Jan 01, 2022 at 05:49 pm by admin


A Reuters report about one of the “news businesses” registered for payment under Australia’s mandatory bargaining code has raised questions about how applicants are vetted.

News aggregation site News Cop – no connection with the Murdoch-owned News Corp – is one of 28 eligible news businesses registered with the Australian Communications and Media Authority under the code.

But a report by Reuters’ Byron Kaye says the “almost unknown” site is owned by a company registered only days before the code legislation was passed, with “no physical address other than a post office box”, and says it used journalist profiles considered to have been faked.

To register, ACMA says news business corporations – or their “related body corporate” – need to have accounts showing revenue of more than $150,000 in their “most recent year” or three of the five most recent years for which there are accounts, but says the revenue does not need to have been generated by the news business. Records show News Cop was registered on February 21, 2021.

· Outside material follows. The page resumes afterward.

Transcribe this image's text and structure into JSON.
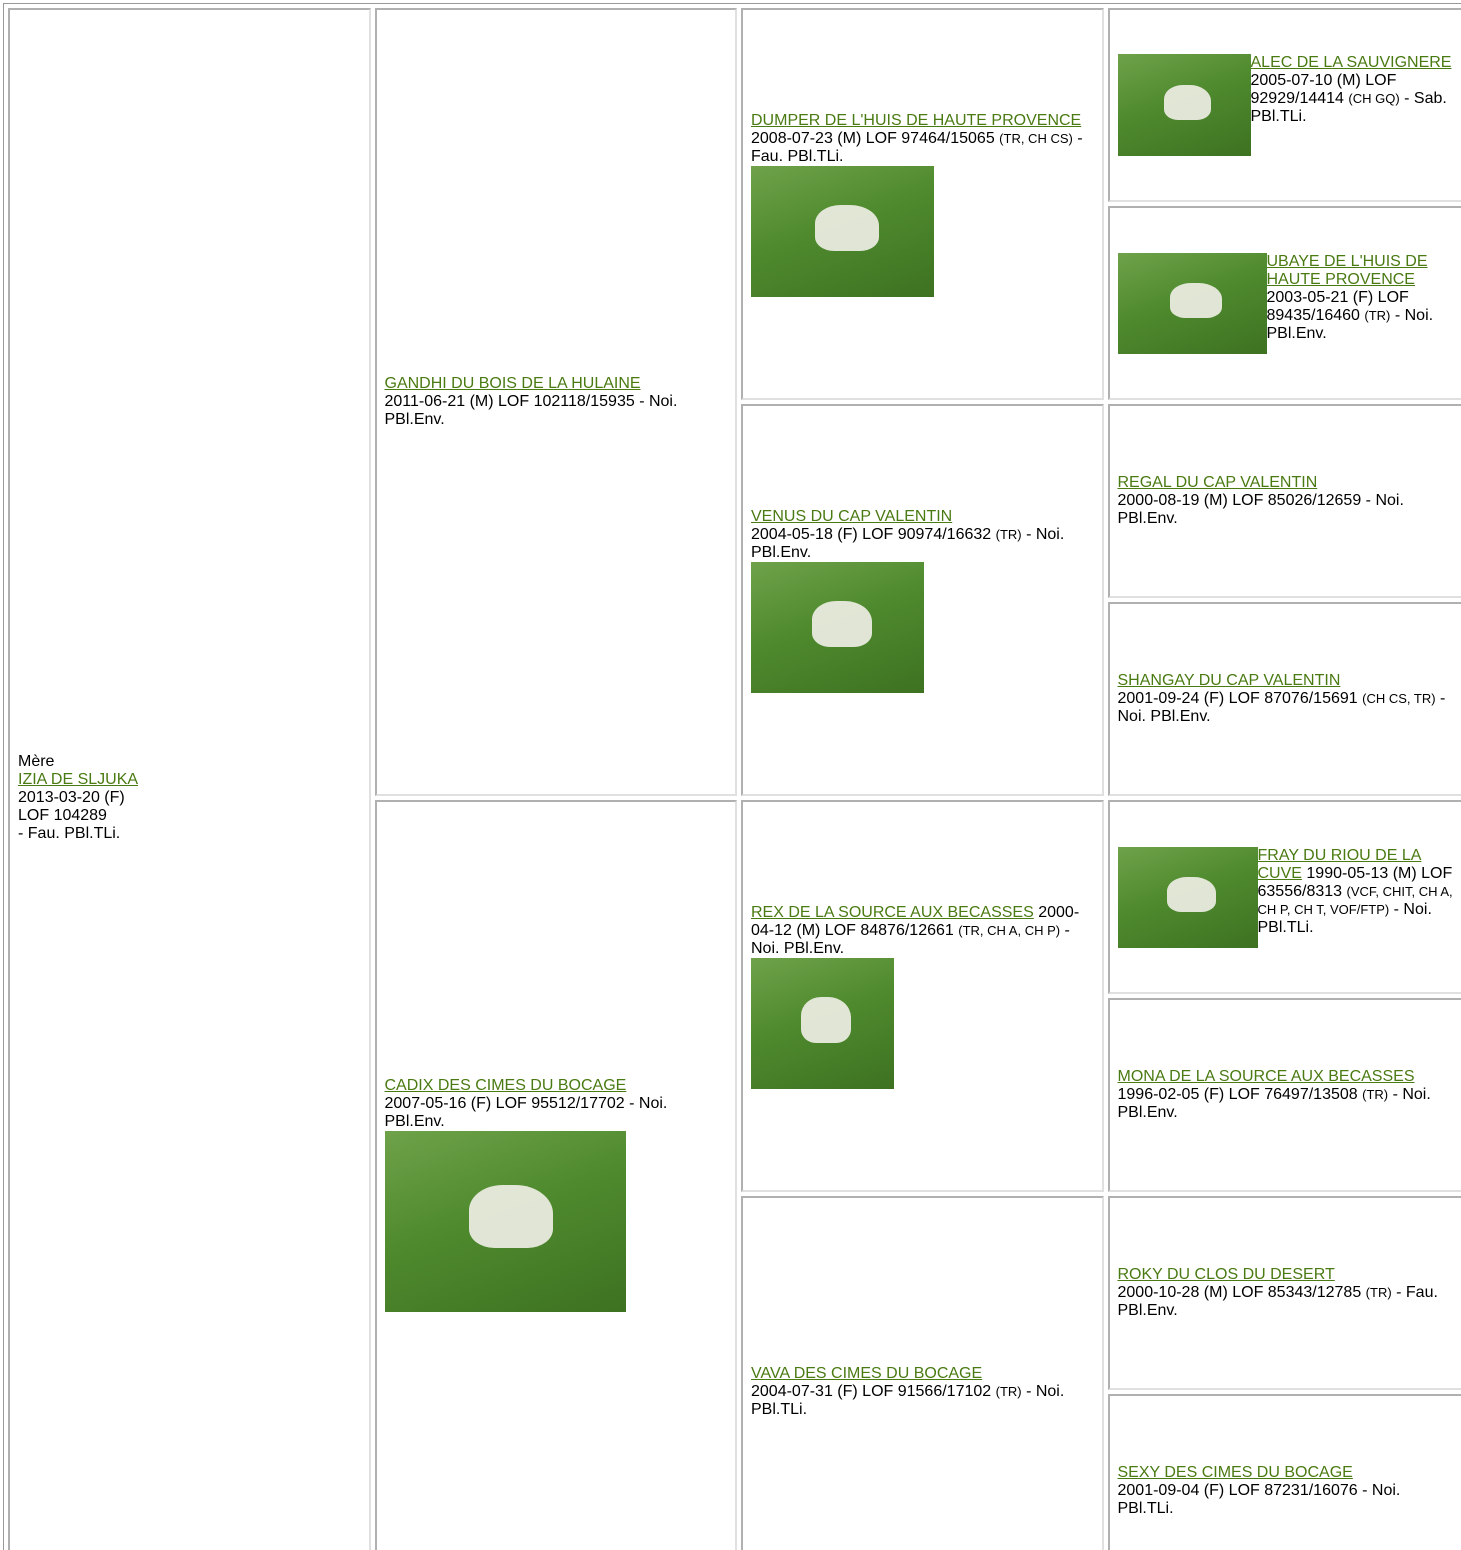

Kaye quoted a QUT “misinformation researcher” that pictures accompanying the names of credited reporters on the site had probably been computer-generated, but said these had since been replaced with the name of Adam Cox and a picture of a monkey.

Reuters quoted UNSW economics professor Richard Holden that Newscop’s inclusion on the ACMA-monitored register “undermined the law's intent to support public interest journalism and ‘shows you that these rules are easily gamed’.”

An article on News Cop includes itself among examples of businesses currently are registered, along with the Daily Mail, ABC, SBS and The Conversation. It points out that that News Corp (the Murdoch-owned entity), Seven West Media and Nine Entertainment are not listed.

News Cop says it asked Reuters’ Kaye “why they were not yet an eligible news media corporation with the ACMA”, to be told that he was “asking the questions here”. The writer questions why news organisations such as News Corp and Seven West Media – both of which have struck deals with the tech giants – are also not registered.

Kaye said an ACMA spokesperson told him that “since authorising News Cop, the agency had gone back to the company and asked ‘about the registered news business and its production of news source content’,” but had declined to provide details.